Chiariti alcuni nodi fondamentali con il governo, le Camere di Commercio possono riprendere il loro cammino verso l’autoriforma suggerito più volte su Formiche.net.
Conosciuti da più del 90% delle persone, gli enti camerali, secondo una ricerca realizzata dall’istituto di ricerca Swg, svolgono per l’opinione pubblica un ruolo importante per lo sviluppo del Paese, tanto da non dover essere annoverati tra i destinatari dei tagli più urgenti previsti dal governo per risparmiare risorse. L’iscrizione camerale? A detta degli italiani non è il primo balzello da abolire, anzi.

L’ACCORDO CON IL GOVERNO

Grazie a un emendamento del relatore al ddl delega sulla Pubblica amministrazione, Giorgio Pagliari, la Commissione bilancio del Senato ha bocciato l’articolo 9 della riforma della P.a. che prevedeva la soppressione del diritto camerale, la progressiva riduzione delle competenze e il trasferimento del registro ditte al ministero dello Sviluppo economico.

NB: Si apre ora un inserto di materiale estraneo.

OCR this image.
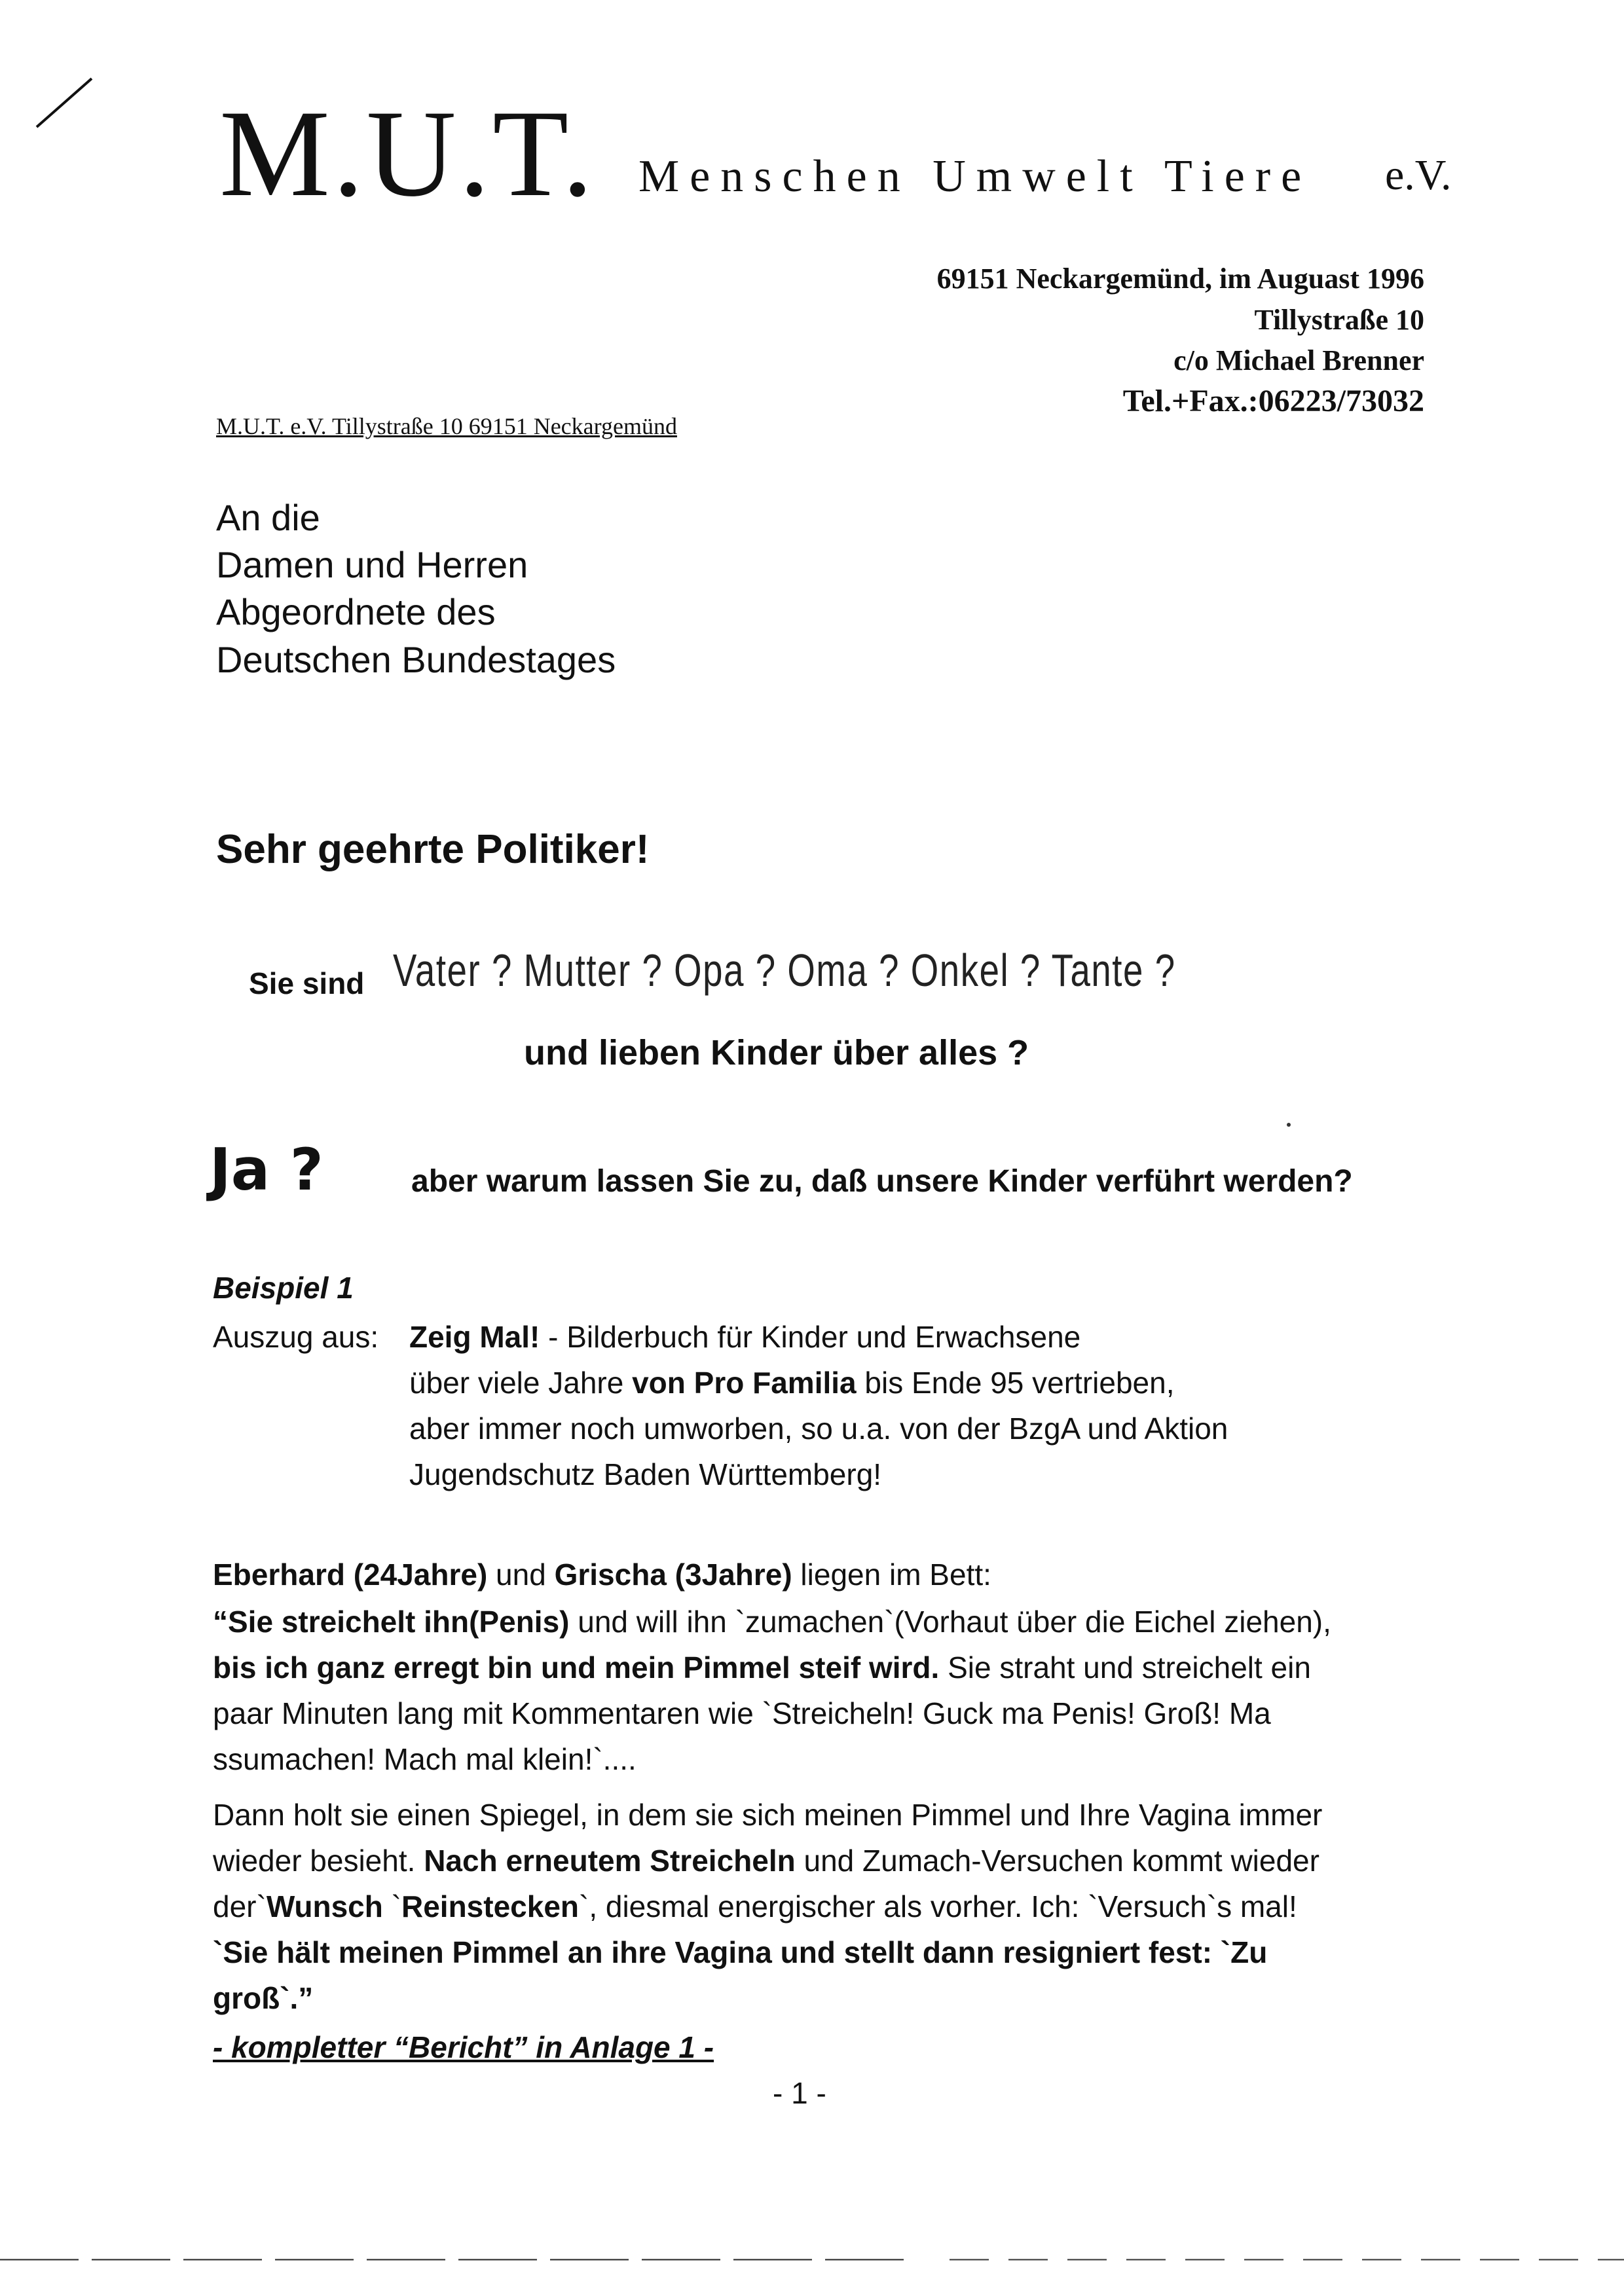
M.U.T. Menschen Umwelt Tiere e.V.
69151 Neckargemünd, im Auguast 1996
Tillystraße 10
c/o Michael Brenner
Tel.+Fax.:06223/73032
M.U.T. e.V. Tillystraße 10 69151 Neckargemünd
An die
Damen und Herren
Abgeordnete des
Deutschen Bundestages
Sehr geehrte Politiker!
Sie sind Vater ? Mutter ? Opa ? Oma ? Onkel ? Tante ?
und lieben Kinder über alles ?
Ja ?	aber warum lassen Sie zu, daß unsere Kinder verführt werden?
Beispiel 1
Auszug aus: Zeig Mal! - Bilderbuch für Kinder und Erwachsene
über viele Jahre von Pro Familia bis Ende 95 vertrieben,
aber immer noch umworben, so u.a. von der BzgA und Aktion
Jugendschutz Baden Württemberg!
Eberhard (24Jahre) und Grischa (3Jahre) liegen im Bett:
“Sie streichelt ihn(Penis) und will ihn `zumachen`(Vorhaut über die Eichel ziehen),
bis ich ganz erregt bin und mein Pimmel steif wird. Sie straht und streichelt ein
paar Minuten lang mit Kommentaren wie `Streicheln! Guck ma Penis! Groß! Ma
ssumachen! Mach mal klein!`....
Dann holt sie einen Spiegel, in dem sie sich meinen Pimmel und Ihre Vagina immer
wieder besieht. Nach erneutem Streicheln und Zumach-Versuchen kommt wieder
der`Wunsch `Reinstecken`, diesmal energischer als vorher. Ich: `Versuch`s mal!
`Sie hält meinen Pimmel an ihre Vagina und stellt dann resigniert fest: `Zu
groß`.”
- kompletter “Bericht” in Anlage 1 -
- 1 -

Il recente incontro tra il governo e una delegazione degli enti camerali dove è stata raggiunta l’intesa è entrato nel vivo delle questioni legate alla riforma delle Camere di Commercio. “Lo spirito è quello di arrivare insieme a realizzare una riforma profonda del sistema camerale rafforzando e valorizzando appieno il ruolo di ‘casa delle imprese'”, ha detto Claudio Gagliardi, segretario generale di Unioncamere a Formiche.net.

IL RUOLO

Lo studio di Swg evidenzia come il ruolo degli enti camerali sia maggiormente avvertito dai cittadini dei centri medio-piccoli del Paese, rispetto a quelli delle grandi aree metropolitane.
Per il 69% degli intervistati, le Camere di Commercio svolgono un importante ruolo per lo sviluppo e la nascita delle imprese (69%) a cui si abbina lo sviluppo dell’economia dei territori (68%). Per gli italiani gli enti camerali hanno inoltre un ruolo centrale nella formazione del capitale umano (56%) e nel sostenere la crescita delle esportazioni (59%).

LE CAMERE VISTE DAGLI IMPRENDITORI

Per le imprese il contributo offerto dalle Camere di Commercio allo sviluppo del Paese è superiore a quello dato dalle altre strutture dello Stato (Regioni, Comuni, Banca d’Italia, Ministeri, Parlamento) e anche alle funzioni svolte dalle associazioni imprenditoriali.
A pensarlo sono il 38% degli imprenditori consultati nella ricerca Swg, contro il 35% che riconosce un maggiore contributo per la crescita alle associazioni datoriali, il 27% ai Ministeri, il 22% alle Regioni e il 21% alla Banca d’Italia.

COSA TAGLIARE

L’opinione pubblica non ritiene efficace la riduzione del numero delle Camere di Commercio in un’ottica di riduzione e tagli della spesa pubblica. Allo snellimento degli enti camerali i cittadini antepongono invece la riduzione e l’accorpamento dei comuni più piccoli (42%), e la diminuzione delle Prefetture (27%).
Tra le tasse che sarebbe utile abolire i cittadini intervistati mettono al primo posto il Canone Rai (66%), seguito dal bollo auto (41%) e dall’addizionale Irpef regionale (31%). Il taglio dell’iscrizione alle Camere di commercio è auspicato invece solo dall’11% dell’opinione pubblica.

COSA SI ATTENDONO GLI ITALIANI

Ma gli italiani si attendono dalle camere di Commercio ulteriori sforzi: attenzione allo sviluppo della nuova impresa (voto 8,1, in una scala da 1 a 10), semplificazione della vita alle imprese (voto 8,4) e sostegno dell’innovazione (voto 8,1).
Secondo l’opinione pubblica, inoltre, l’impegno futuro di questi enti dovrebbe mirare al sostegno dell’imprenditorialità femminile e giovanile (voto 7,9), a sovvenzionare le imprese che vogliono esportare (voto 7,8), aiutarle nella relazione con le banche (voto 7,7) e accompagnarle nel caso vogliano collaborare o unirsi per diventare più grandi (voto 7,7).